Autism and Travel Sickness

Travelling can be a thrilling and exhilarating experience. However, for some individuals, it can be quite challenging, especially those who live with autism. Autism and travel sickness often go hand-in-hand, and it is an issue that can make travelling a difficult task for individuals and their families.

What is Autism?

Autism Spectrum Disorder (ASD) is a developmental disorder that affects a person’s ability to communicate, socialize, and interact with others. Individuals with autism have various challenges in areas of social communication and interaction, along with restricted and repetitive behaviors or interests. It is classified as a spectrum disorder because the severity of the disorder can vary from person to person.

What is Travel Sickness?

Travel sickness is a common issue that affects many individuals, regardless of whether they have autism or not. It is characterized by symptoms such as nausea, vomiting, dizziness, and headaches. It is usually caused by motion, such as in moving vehicles, boats, or airplanes. These symptoms can be very debilitating, making travelling a very unpleasant experience.

Why are Individuals with Autism Prone to Travel Sickness?

There are several reasons why individuals with autism are more prone to travel sickness. Sensory processing issues, such as a sensitivity to motion, can make travelling a difficult experience. Additionally, some individuals with autism may have difficulty communicating their symptoms, making it challenging to find the right treatment for them. Another reason is a lack of predictability, which can cause anxiety and overwhelm individuals with autism.

What are the Tips for Travelling with Individuals with Autism and Travel Sickness?

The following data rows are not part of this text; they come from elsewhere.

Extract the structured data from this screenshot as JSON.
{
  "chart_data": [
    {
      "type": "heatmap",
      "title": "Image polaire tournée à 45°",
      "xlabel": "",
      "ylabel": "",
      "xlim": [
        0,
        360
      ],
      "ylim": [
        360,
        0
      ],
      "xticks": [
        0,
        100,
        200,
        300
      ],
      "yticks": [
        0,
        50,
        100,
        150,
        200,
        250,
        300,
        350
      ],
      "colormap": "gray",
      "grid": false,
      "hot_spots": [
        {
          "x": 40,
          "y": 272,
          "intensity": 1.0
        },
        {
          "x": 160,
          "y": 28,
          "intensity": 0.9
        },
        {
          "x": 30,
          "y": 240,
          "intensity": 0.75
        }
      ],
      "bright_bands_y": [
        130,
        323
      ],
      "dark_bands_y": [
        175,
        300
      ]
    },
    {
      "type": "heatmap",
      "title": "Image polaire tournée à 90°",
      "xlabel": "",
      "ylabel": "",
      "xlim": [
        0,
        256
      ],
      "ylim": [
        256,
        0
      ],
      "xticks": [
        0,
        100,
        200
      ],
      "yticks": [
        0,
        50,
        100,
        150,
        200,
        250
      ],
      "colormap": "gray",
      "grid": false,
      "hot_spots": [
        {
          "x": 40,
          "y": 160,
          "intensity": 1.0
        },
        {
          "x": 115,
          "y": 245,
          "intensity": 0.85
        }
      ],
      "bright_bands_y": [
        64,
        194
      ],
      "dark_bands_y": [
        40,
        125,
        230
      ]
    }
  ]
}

Travelling with individuals with autism and travel sickness can be a daunting task. However, there are several things that families and caregivers can do to make the experience more pleasant. Below are some tips to consider when travelling with an individual with autism and travel sickness:

Pack Comfort Items:

Travelling can be an overwhelming experience for an individual with autism. Packing comfort items such as headphones, music, weighted blankets can make the experience more comfortable and familiar.

Choose the Right Mode of Transportation:

The mode of transportation can make a significant difference when it comes to travelling with an individual with autism and travel sickness. Choosing a mode of transportation that is less bumpy, such as a train or a boat, can reduce the symptoms. Additionally, choosing a seat that reduces the visibility of motion can help.

Plan Your Route:

Individuals with autism may have difficulty with change and unpredictability. Planning your route beforehand can reduce anxiety and make the experience more predictable for them.

Consider Medication:

Medication can help alleviate the symptoms of travel sickness, but it is essential to consult a healthcare provider before using any medication.

Practice Beforehand:

Practicing travelling by short rides or trips beforehand in small doses can help to reduce anxiety and help individuals cope better.

In Conclusion,

Autism and travel sickness can make travelling a difficult experience for individuals and their families. However, by understanding the reasons behind this issue and following the tips above, it is possible to make travelling a more comfortable and manageable experience. With the right preparation and planning, individuals with autism and travel sickness can enjoy travelling and explore the world comfortably.


What is Autism?

Autism is a developmental disorder characterized by social and communication problems, as well as repetitive behaviors and restricted interests. It affects people differently, and some individuals with autism may have heightened reactions to visual or auditory stimuli, which can make traveling particularly difficult for them.

What is Travel Sickness?

Travel sickness, also known as motion sickness, is a condition where a person experiences nausea and vomiting when traveling by car, boat, or airplane. It is caused by a conflict between the senses, as the inner ear detects motion, but the eyes do not, leading to confusion in the brain and resulting in symptoms such as dizziness, sweating, and headaches.

How can Autism and Travel Sickness be managed when traveling?

Traveling can be a challenge for individuals with autism and those who experience travel sickness. To manage autism, it is important to plan ahead and inform the travel company or airline of any special needs or requirements. Bringing along familiar objects or sensory items can also help ease anxiety and discomfort. For travel sickness, medication such as antihistamines or scopolamine can be prescribed by a doctor to reduce symptoms. Other methods such as avoiding alcohol and heavy meals before travel, sitting in a front seat, and focusing on a fixed point in the distance can also be helpful.


1. Isik, U., & Ceylan, M. F. (2020). The relationship between travel sickness and autism spectrum disorder. The European Journal of Psychiatry, 34(4), 167-171.

2. Milović, A., & John, S. (2019). The impact of autism spectrum disorder on motion sickness susceptibility during simulated driving. Journal of Autism and Developmental Disorders, 49(9), 3584-3595.

3. Wang, J., Baranek, G. T., & Boyd, B. A. (2019). Exploring the prevalence and phenomenology of gastrointestinal symptoms in children with autism spectrum disorder. Journal of Autism and Developmental Disorders, 49(9), 3781-3793.